Ist in § 224 I Nr. 5 StGB eine abstrakte oder eine konkrete Gefahr gemeint?

Überblick

Umstritten ist, ob bei der Variante der lebensgefährdenden Behandlung nach § 224 I Nr. 5 StGB die Begehungsweise – also die Tathandlung – zu einer abstrakten oder einer konkreten Lebensgefahr führe muss.

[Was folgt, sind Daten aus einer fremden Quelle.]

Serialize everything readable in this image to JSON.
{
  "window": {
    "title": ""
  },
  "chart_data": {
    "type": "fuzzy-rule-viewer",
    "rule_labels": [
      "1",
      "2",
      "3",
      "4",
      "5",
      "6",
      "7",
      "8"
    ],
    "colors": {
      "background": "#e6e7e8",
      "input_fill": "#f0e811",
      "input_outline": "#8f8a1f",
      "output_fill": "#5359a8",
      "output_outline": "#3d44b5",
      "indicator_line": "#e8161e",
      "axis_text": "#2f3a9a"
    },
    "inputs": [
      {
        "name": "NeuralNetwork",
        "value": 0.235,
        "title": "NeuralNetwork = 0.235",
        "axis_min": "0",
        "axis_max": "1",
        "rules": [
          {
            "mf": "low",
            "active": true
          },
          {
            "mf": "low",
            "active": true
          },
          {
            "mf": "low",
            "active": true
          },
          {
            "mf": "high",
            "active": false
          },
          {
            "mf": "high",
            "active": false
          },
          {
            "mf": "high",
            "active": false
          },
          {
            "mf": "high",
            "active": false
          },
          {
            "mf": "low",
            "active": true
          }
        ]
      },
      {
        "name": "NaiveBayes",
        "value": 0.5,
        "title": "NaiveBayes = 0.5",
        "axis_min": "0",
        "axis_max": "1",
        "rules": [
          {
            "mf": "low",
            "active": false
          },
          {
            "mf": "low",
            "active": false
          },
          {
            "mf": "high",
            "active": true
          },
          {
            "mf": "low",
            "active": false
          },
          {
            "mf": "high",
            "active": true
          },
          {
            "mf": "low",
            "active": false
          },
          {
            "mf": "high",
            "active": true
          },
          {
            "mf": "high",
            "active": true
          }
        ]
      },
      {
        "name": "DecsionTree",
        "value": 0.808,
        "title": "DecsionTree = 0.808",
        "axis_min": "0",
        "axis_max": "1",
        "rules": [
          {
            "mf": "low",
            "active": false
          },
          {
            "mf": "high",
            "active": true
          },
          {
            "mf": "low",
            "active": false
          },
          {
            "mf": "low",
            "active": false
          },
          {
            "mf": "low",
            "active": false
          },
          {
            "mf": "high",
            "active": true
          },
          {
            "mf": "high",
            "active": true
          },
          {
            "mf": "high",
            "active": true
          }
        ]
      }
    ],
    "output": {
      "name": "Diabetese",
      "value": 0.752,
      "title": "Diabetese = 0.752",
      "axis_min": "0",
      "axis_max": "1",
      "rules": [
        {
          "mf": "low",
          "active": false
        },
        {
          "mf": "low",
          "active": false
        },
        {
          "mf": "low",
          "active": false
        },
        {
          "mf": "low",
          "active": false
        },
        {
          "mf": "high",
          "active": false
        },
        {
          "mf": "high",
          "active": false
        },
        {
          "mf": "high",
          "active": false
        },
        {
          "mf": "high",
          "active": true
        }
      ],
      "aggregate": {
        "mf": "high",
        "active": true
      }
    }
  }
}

Mit anderen Worten ist danach zu Fragen, ob es aus Sicht eines objektiven Beobachters nur noch vom Zufall abhängen muss, ob der Todeserfolg eintritt, oder ob es ausreicht, dass die Begehungsweise objektiv generell dazu geeignet ist, das Opfer in Lebensgefahr zu bringen.1

Die Auffassungen und ihre Argumente

1. Ansicht - Für die lebensgefährdende Behandlung iSd. § 224 I Nr. 5 StGB genügt es, dass die Begehungsweise nach den konkreten Umständen des Einzelfalls, also nach Art, Dauer und Stärke der Einwirkung objektiv generell dazu geeignet ist, das Opfer in Lebensgefahr zu bringen.2

Argumente für diese Ansicht

Alle anderen Varianten des § 224 I StGB lassen ebenfalls eine abstrakte Gefahr ausreichen

Würde man eine konkrete Lebensgefahr verlangen, würde sich die Variante 5 des § 224 I StGB zu weit von den anderen Varianten entfernen und zugleich zu nahe an die §§ 212, 22 StGB herangerückt werden.3

2. Ansicht - Es ist erforderlich, dass das Opfer durch die Begehungsweise in eine konkrete Lebensgefahr gebracht wird und der Eintritt des Todeserfolges nur noch vom Zufall abhängt.4

Argumente für diese Ansicht

Restriktive Auslegung aufgrund hoher Strafandrohung

Aufgrund dessen, dass das Strafmaß angehoben wurde, erscheint es nur sachgemäß auch die Tatbestandsmerkmale restriktiv auszulegen und somit nicht nur einen abstrakte, sondern eine konkrete Lebensgefahr zu fordern.5

  • 1. Kindhäuser, LPK-StGB, § 224, Rn. 18f., Aufl. 6.; Rengier, BT II, § 14, Rn. 50, Aufl. 13.
  • 2. BGHSt 36, 1 (9).; Eisele, BT I, Rn 341, Aufl. 1.; Schönke/Schröder/Stree/Sternberg-Lieben, StGB, § 224, Rn. 12, Aufl. 29.; Satzger/Schluckebie/Widmaier/Momsen/Momsen-Pflanz, StGB, § 224, Rn. 28, Aufl. 2; Maurach/Schroeder/Maiwald, BT I, § 9, Rn.18, Aufl. 20.; Wessels/Hettinger, BT I, § 5, Rn. 282, Aufl. 34.
  • 3. Rengier, BT II, § 14, Rn. 50, Aufl. 13.
  • 4. NK/Paeffgen, § 224, Rn. 27, Aufl. 3.; Arzt/Weber/Heinrich/Hilgendorf, BT, § 6, Rn. 58, Aufl. 3.
  • 5. NK/Neumann, § 224, Rn. 28, Aufl. 3.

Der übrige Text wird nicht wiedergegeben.